Sara is much better at this stuff than I am...










































Pumpkin carving time is coming up too


----------



## EdipisReks (Oct 29, 2012)

something tells me you can come up with a better pumpkin blade than one of these:


----------



## JBroida (Oct 29, 2012)

lol... i tried a dremel last year, but we ended up using about 10 different knives


----------



## Cutty Sharp (Oct 29, 2012)

If it weren't Halloween, then I might have guessed this was the cob-webbed condition of your shop having just returned from a long time away!


----------



## RobinW (Oct 30, 2012)

If i didn't know better i'd say business seems slow....

Anyway, when i lived in the US my house was let to a family who moved there from Detroit with a 5year old kid.

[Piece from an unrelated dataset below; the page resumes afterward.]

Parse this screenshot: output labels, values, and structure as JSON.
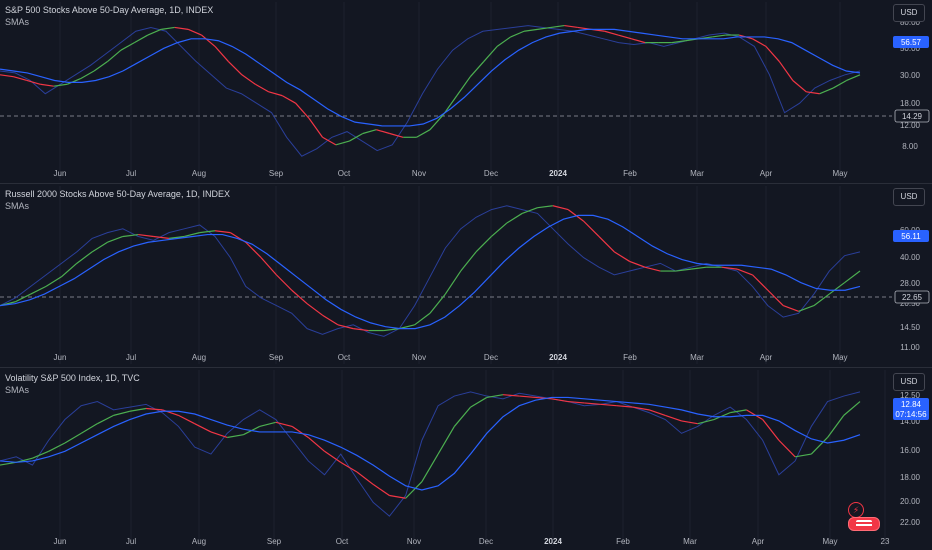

So in the end of october I get a very upset phone call from one of my Swedish friends (he has no kids and Halloween is not widely celebrated in Sweden). He says, Robin, you gotta talk to your tenants, your whole porch is covered in spidersweb... dont they ever clean it?
So i look around our house, covered in spiders, pumpkins and web... and :laugh:


----------



## chuck239 (Oct 31, 2012)

Jon,

The little shank like paring knife you sell works awesome for carving pumpkins. I just finished mine up a little while ago.

-Chuck


----------



## [email protected] (Oct 31, 2012)

we didn't have enough time to do pumpkin carving this year  but at least i had fun decorating the store!


----------